Piccalilli is another British classic: a bright yellow relish of cauliflower, green beans, carrots, shallots, and cucumber pieces coated in a thick mustard sauce. The sauce gets its vivid color from turmeric and its warmth from mustard powder, ground ginger, and nutmeg, all simmered with apple cider vinegar and sugar. Flour thickens the sauce so it clings to the vegetable pieces rather than pooling at the bottom of the jar. Piccalilli improves with age, developing deeper flavor the longer it sits.
Making Relish at Home
Homemade relish is one of the simpler canning projects you can take on. The basic process involves chopping your vegetables finely (a food processor works, though hand-chopping gives you more control over texture), salting them for a few hours to pull out moisture, then simmering everything in your vinegar-sugar-spice mixture for 10 to 20 minutes. The short cook time softens the vegetables slightly while keeping some crunch intact.
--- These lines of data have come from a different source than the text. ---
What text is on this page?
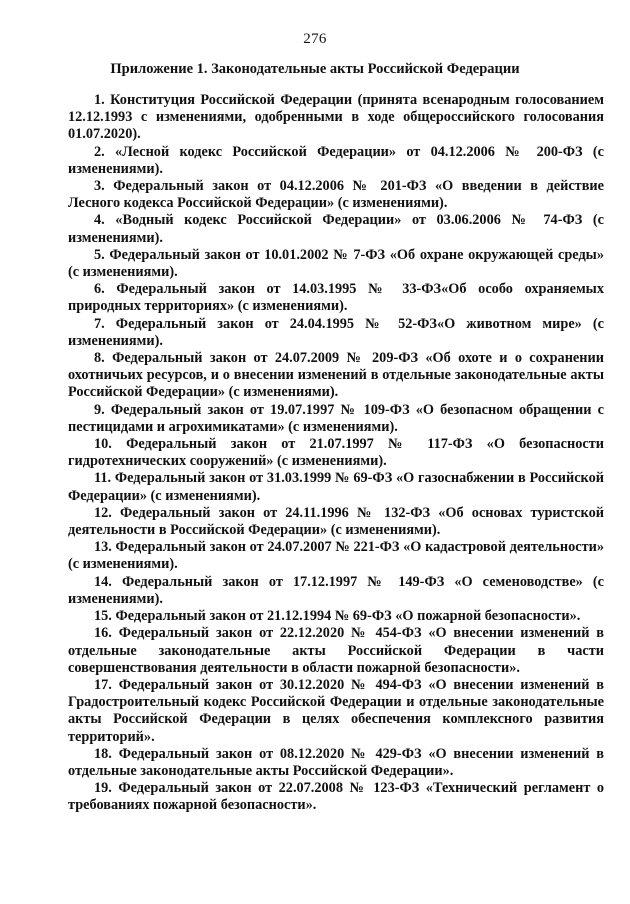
276
Приложение 1. Законодательные акты Российской Федерации
1. Конституция Российской Федерации (принята всенародным голосованием 12.12.1993 с изменениями, одобренными в ходе общероссийского голосования 01.07.2020).
2. «Лесной кодекс Российской Федерации» от 04.12.2006 № 200-ФЗ (с изменениями).
3. Федеральный закон от 04.12.2006 № 201-ФЗ «О введении в действие Лесного кодекса Российской Федерации» (с изменениями).
4. «Водный кодекс Российской Федерации» от 03.06.2006 № 74-ФЗ (с изменениями).
5. Федеральный закон от 10.01.2002 № 7-ФЗ «Об охране окружающей среды» (с изменениями).
6. Федеральный закон от 14.03.1995 № 33-ФЗ«Об особо охраняемых природных территориях» (с изменениями).
7. Федеральный закон от 24.04.1995 № 52-ФЗ«О животном мире» (с изменениями).
8. Федеральный закон от 24.07.2009 № 209-ФЗ «Об охоте и о сохранении охотничьих ресурсов, и о внесении изменений в отдельные законодательные акты Российской Федерации» (с изменениями).
9. Федеральный закон от 19.07.1997 № 109-ФЗ «О безопасном обращении с пестицидами и агрохимикатами» (с изменениями).
10. Федеральный закон от 21.07.1997 № 117-ФЗ «О безопасности гидротехнических сооружений» (с изменениями).
11. Федеральный закон от 31.03.1999 № 69-ФЗ «О газоснабжении в Российской Федерации» (с изменениями).
12. Федеральный закон от 24.11.1996 № 132-ФЗ «Об основах туристской деятельности в Российской Федерации» (с изменениями).
13. Федеральный закон от 24.07.2007 № 221-ФЗ «О кадастровой деятельности» (с изменениями).
14. Федеральный закон от 17.12.1997 № 149-ФЗ «О семеноводстве» (с изменениями).
15. Федеральный закон от 21.12.1994 № 69-ФЗ «О пожарной безопасности».
16. Федеральный закон от 22.12.2020 № 454-ФЗ «О внесении изменений в отдельные законодательные акты Российской Федерации в части совершенствования деятельности в области пожарной безопасности».
17. Федеральный закон от 30.12.2020 № 494-ФЗ «О внесении изменений в Градостроительный кодекс Российской Федерации и отдельные законодательные акты Российской Федерации в целях обеспечения комплексного развития территорий».
18. Федеральный закон от 08.12.2020 № 429-ФЗ «О внесении изменений в отдельные законодательные акты Российской Федерации».
19. Федеральный закон от 22.07.2008 № 123-ФЗ «Технический регламент о требованиях пожарной безопасности».
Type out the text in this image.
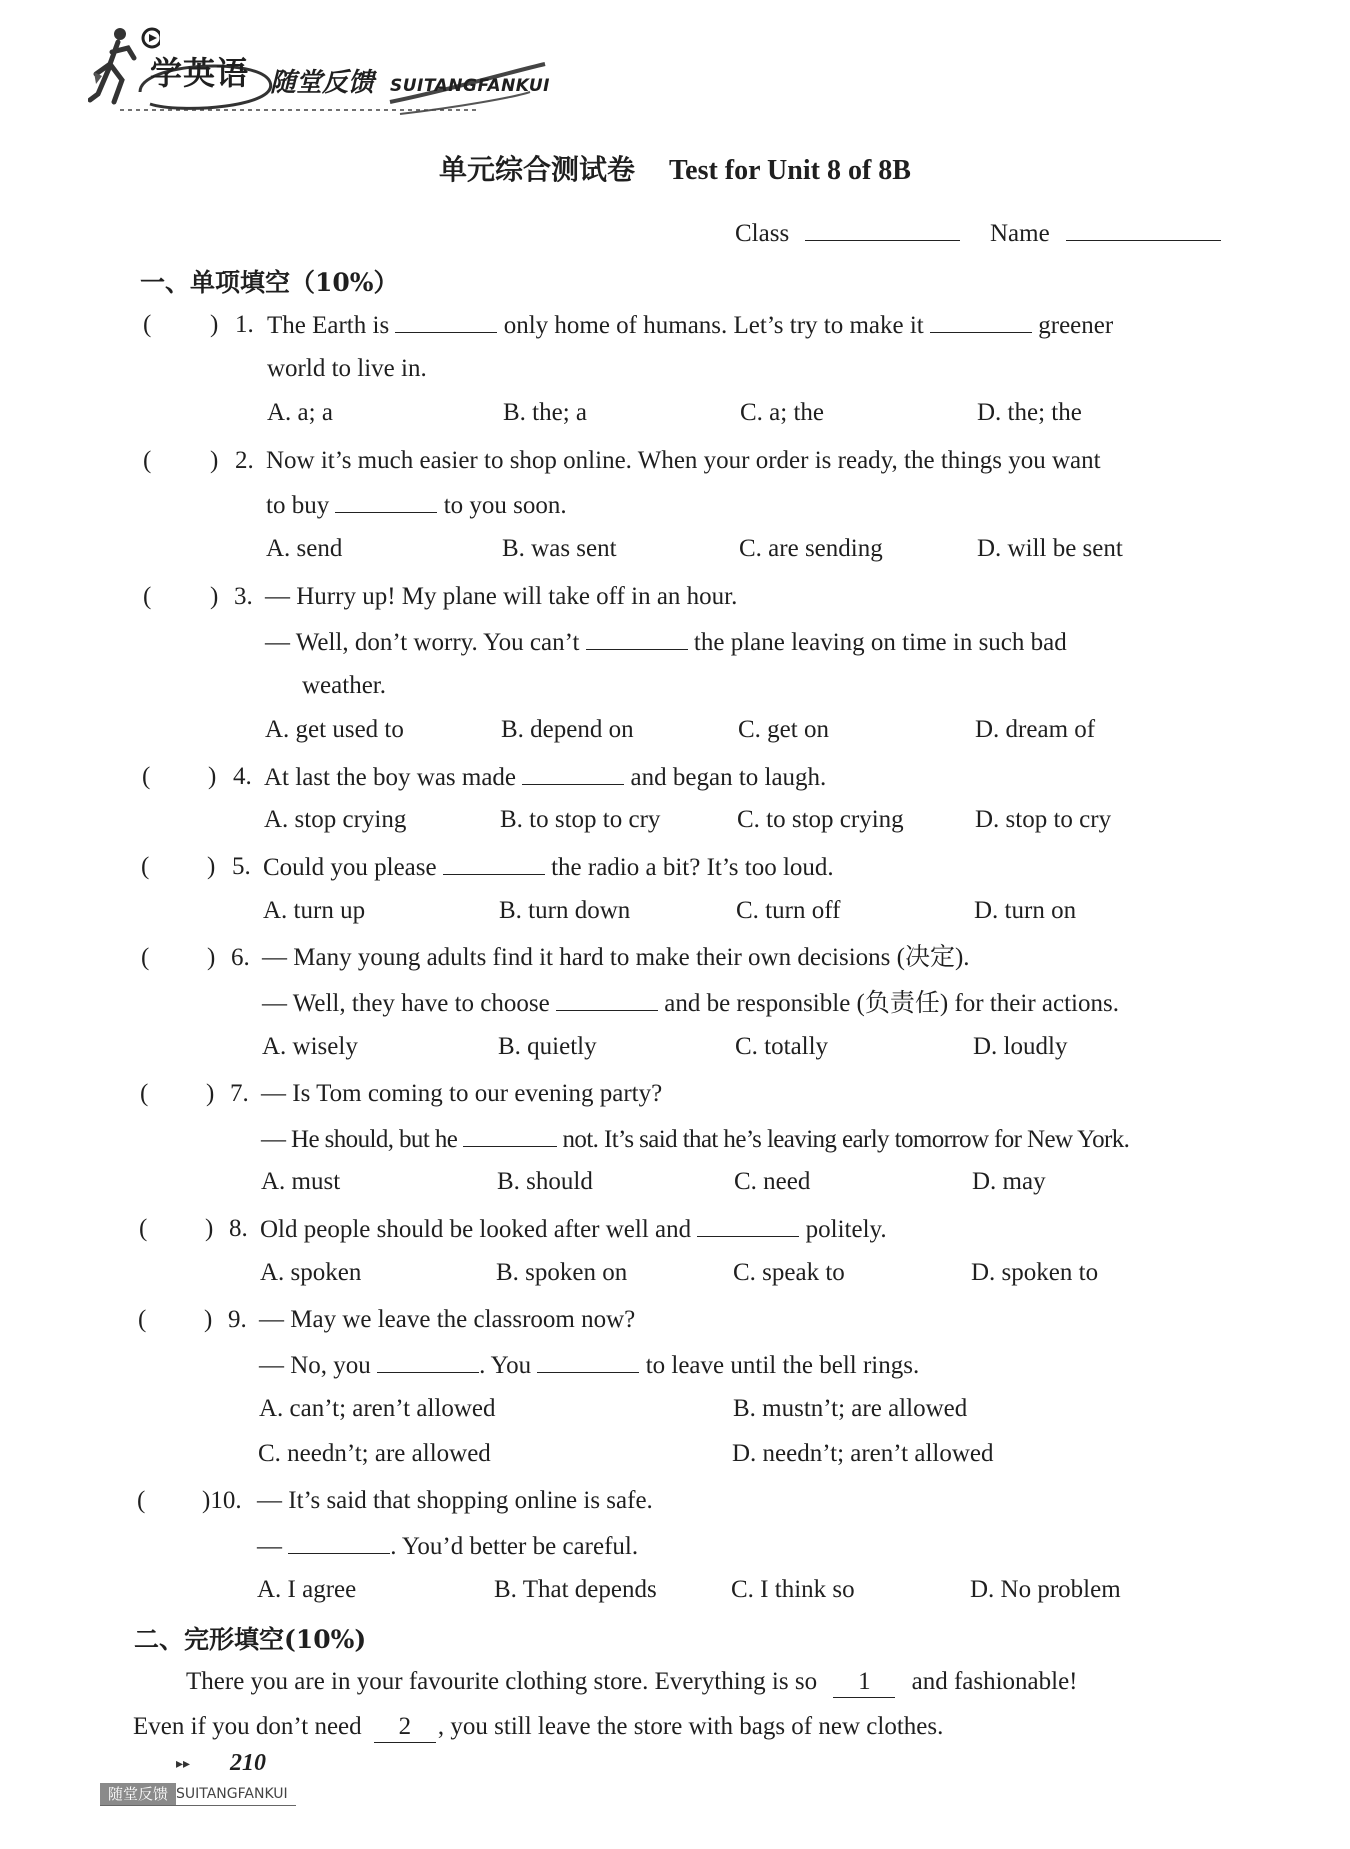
学英语 随堂反馈 SUITANGFANKUI
单元综合测试卷 Test for Unit 8 of 8B
Class	Name
一、单项填空（10%）
( ) 1. The Earth is	only home of humans. Let’s try to make it	greener
world to live in.
A. a; a	B. the; a	C. a; the	D. the; the
( ) 2. Now it’s much easier to shop online. When your order is ready, the things you want
to buy	to you soon.
A. send	B. was sent	C. are sending	D. will be sent
( ) 3. — Hurry up! My plane will take off in an hour.
— Well, don’t worry. You can’t	the plane leaving on time in such bad
weather.
A. get used to	B. depend on	C. get on	D. dream of
( ) 4. At last the boy was made	and began to laugh.
A. stop crying	B. to stop to cry	C. to stop crying	D. stop to cry
( ) 5. Could you please	the radio a bit? It’s too loud.
A. turn up	B. turn down	C. turn off	D. turn on
( ) 6. — Many young adults find it hard to make their own decisions (决定).
— Well, they have to choose	and be responsible (负责任) for their actions.
A. wisely	B. quietly	C. totally	D. loudly
( ) 7. — Is Tom coming to our evening party?
— He should, but he	not. It’s said that he’s leaving early tomorrow for New York.
A. must	B. should	C. need	D. may
( ) 8. Old people should be looked after well and	politely.
A. spoken	B. spoken on	C. speak to	D. spoken to
( ) 9. — May we leave the classroom now?
— No, you	. You	to leave until the bell rings.
A. can’t; aren’t allowed	B. mustn’t; are allowed
C. needn’t; are allowed	D. needn’t; aren’t allowed
( )10. — It’s said that shopping online is safe.
—	. You’d better be careful.
A. I agree	B. That depends	C. I think so	D. No problem
二、完形填空(10%)
There you are in your favourite clothing store. Everything is so 1 and fashionable!
Even if you don’t need 2 , you still leave the store with bags of new clothes.
▸▸ 210
随堂反馈 SUITANGFANKUI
The ratio of sugar to vinegar is the main lever you have over flavor. A three-to-two ratio of sugar to vinegar produces a distinctly sweet relish. Pulling that back toward equal parts creates something more balanced, closer to a bread-and-butter pickle flavor. You can also experiment with the vegetable base itself: swapping in jalapeños for bell peppers, adding corn kernels for a summer relish, or using zucchini when your garden is overproducing. As long as you maintain a safe acidity level with enough vinegar, the vegetable mix is flexible.
For shelf-stable canning, the high sugar and vinegar content of most relish recipes creates an environment hostile to bacterial growth, which is why relish is considered a safe beginner canning project. Refrigerator relish, which skips the water-bath processing step, keeps well for several weeks in the fridge and retains a crisper texture since it’s never been heat-processed.